Posted on 12/06/2012 1:08:12 PM PST by marktwain
In 2010, the SHOT Show was roiled by the news of almost two dozen executives arrested in a massive bribery sting. The case has just concluded two years of falling apart with an interesting result: the 22 executives arrested are free and clear, and the FBI's ace informant, who seems to be a shockingly bad bloke even as CIs go, is going up the river on the charges that they were holding over his head.
The taxpayers are out many millions (tens of millions?) on a political prosecution led by a familiar name -- Lanny Breuer -- to besmirch the shooting industry's main annual event, and there's nothing to show for it but gigantic lawyers' bills for the framed defendants (including a SWHC VP) and a major hit to the FBI's reputation for professionalism and probity.
We really can't improve on The Firearm Blog's analysis of this, so we'll just send you over there, although we're unable to resist providing a couple of comments after their lede below, to add a smidgen of perspective.
In 2010 the BATFE arrested 21 people, including Smith & Wesson executives for beaching the Foreign Corrupt Practices Act, a law which prohibits US corporations, citizens and residents from bribing foreign officials. Those arrested were charged with conspiring to bribe officials in the African state of Gabon as part of a deal to sell $15 million of equipment to the 1,800 man strong Gabon Presidential (Republican) Guard.
via The Firearm Blog » Sting Charges Dismissed, Guilty Pleas Vacated, FBI Informant Sentenced to Prison.
Absolutely, positively read the whole thing, and read the legal news reports of the Beltway defense law firm that TFB linked.
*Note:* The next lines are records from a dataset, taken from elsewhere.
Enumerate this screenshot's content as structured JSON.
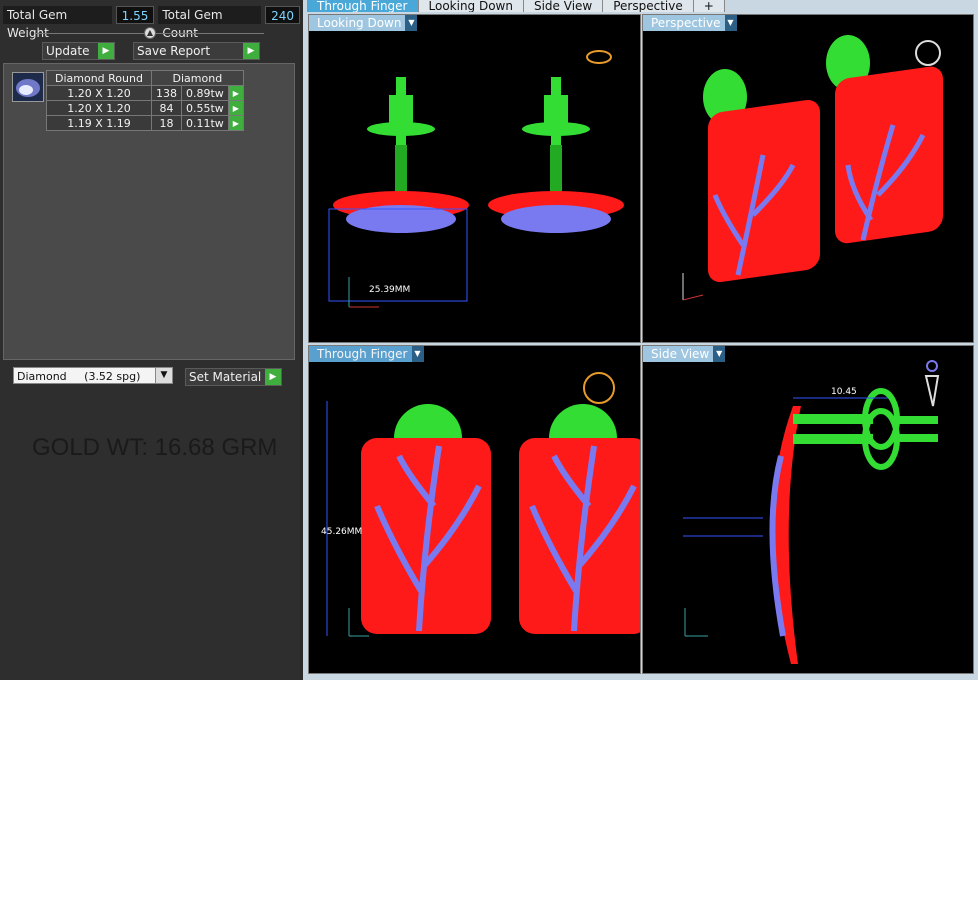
{
  "left_panel": {
    "total_gem_weight_label": "Total Gem Weight",
    "total_gem_weight": "1.55",
    "total_gem_count_label": "Total Gem Count",
    "total_gem_count": "240",
    "update_label": "Update",
    "save_report_label": "Save Report",
    "table": {
      "headers": [
        "Diamond Round",
        "Diamond"
      ],
      "rows": [
        {
          "size": "1.20 X 1.20",
          "count": "138",
          "weight": "0.89tw"
        },
        {
          "size": "1.20 X 1.20",
          "count": "84",
          "weight": "0.55tw"
        },
        {
          "size": "1.19 X 1.19",
          "count": "18",
          "weight": "0.11tw"
        }
      ]
    },
    "material_select": "Diamond     (3.52 spg)",
    "set_material_label": "Set Material",
    "gold_weight": "GOLD WT: 16.68 GRM"
  },
  "tabs": [
    "Through Finger",
    "Looking Down",
    "Side View",
    "Perspective",
    "+"
  ],
  "viewports": {
    "looking_down": {
      "label": "Looking Down",
      "dimension": "25.39MM"
    },
    "perspective": {
      "label": "Perspective"
    },
    "through_finger": {
      "label": "Through Finger",
      "dimension": "45.26MM"
    },
    "side_view": {
      "label": "Side View",
      "dimension": "10.45"
    }
  },
  "colors": {
    "metal_red": "#ff1a1a",
    "gem_blue": "#7a7af0",
    "post_green": "#33dd33",
    "active_tab": "#4aa8d8"
  }
}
This one is the most recent and includes links to their earlier commentary on this case.
(Excerpt) Read more at weaponsman.com ...
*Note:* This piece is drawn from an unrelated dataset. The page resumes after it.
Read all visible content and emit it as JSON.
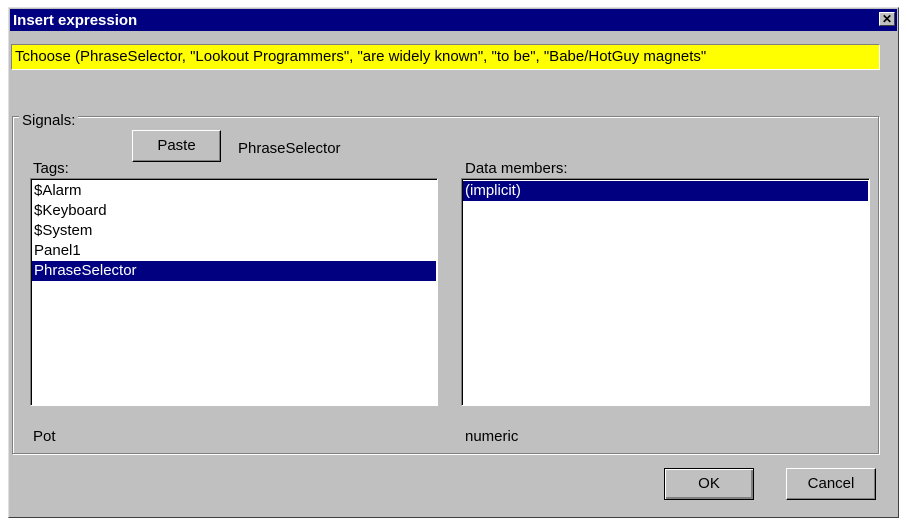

Can the accused get legal fees and damages or is this a win for the Feds because they cost the defendants millions and intimidated the industry?
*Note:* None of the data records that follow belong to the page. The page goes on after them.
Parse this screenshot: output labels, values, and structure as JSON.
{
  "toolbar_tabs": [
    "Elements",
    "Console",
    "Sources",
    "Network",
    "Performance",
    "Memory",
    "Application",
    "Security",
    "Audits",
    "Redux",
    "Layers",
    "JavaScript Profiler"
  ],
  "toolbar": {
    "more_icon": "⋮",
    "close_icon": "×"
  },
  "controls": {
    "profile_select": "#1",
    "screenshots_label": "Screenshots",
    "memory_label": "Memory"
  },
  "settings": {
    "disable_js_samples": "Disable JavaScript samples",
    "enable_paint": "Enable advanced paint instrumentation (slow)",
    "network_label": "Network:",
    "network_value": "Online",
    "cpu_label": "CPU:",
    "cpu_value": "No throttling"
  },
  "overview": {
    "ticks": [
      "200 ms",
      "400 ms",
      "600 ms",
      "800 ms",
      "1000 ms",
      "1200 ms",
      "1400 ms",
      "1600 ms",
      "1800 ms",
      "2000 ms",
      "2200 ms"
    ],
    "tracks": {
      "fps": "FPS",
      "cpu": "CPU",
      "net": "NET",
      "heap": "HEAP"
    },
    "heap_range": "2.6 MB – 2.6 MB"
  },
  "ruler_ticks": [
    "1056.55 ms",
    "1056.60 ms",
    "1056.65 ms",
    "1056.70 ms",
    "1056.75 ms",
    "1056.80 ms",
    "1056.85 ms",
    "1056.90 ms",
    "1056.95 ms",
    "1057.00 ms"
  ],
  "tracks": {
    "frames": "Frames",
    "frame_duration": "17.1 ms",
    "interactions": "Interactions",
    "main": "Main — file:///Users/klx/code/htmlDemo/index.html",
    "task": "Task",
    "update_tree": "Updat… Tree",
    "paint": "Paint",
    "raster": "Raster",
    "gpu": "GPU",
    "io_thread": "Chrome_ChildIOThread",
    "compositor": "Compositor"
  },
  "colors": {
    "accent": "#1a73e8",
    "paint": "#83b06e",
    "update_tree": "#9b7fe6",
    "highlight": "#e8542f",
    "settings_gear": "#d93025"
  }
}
The 0bamugabe outlaw government strikes out again.
Maybe not. They could have found their next ATF director in Mr. Bistrong He has good creds in their eyes.
I’m sure they aren’t going to quit.
Plea bargains should be ruled unConstitutional. It really leads to more, not less prosecutorial abuse. Just as administrative law allows the executive branch to abuse the public, plea bargaining allows prosecutors with weak cases to claim a “win”.
Instead, in cases like this, we need a mechanism such that the prosecutor should be fired and defense funds repaid by the government.
One of the biggest fears of the Founders were political prosecutions. Doesn’t any American learn history any more?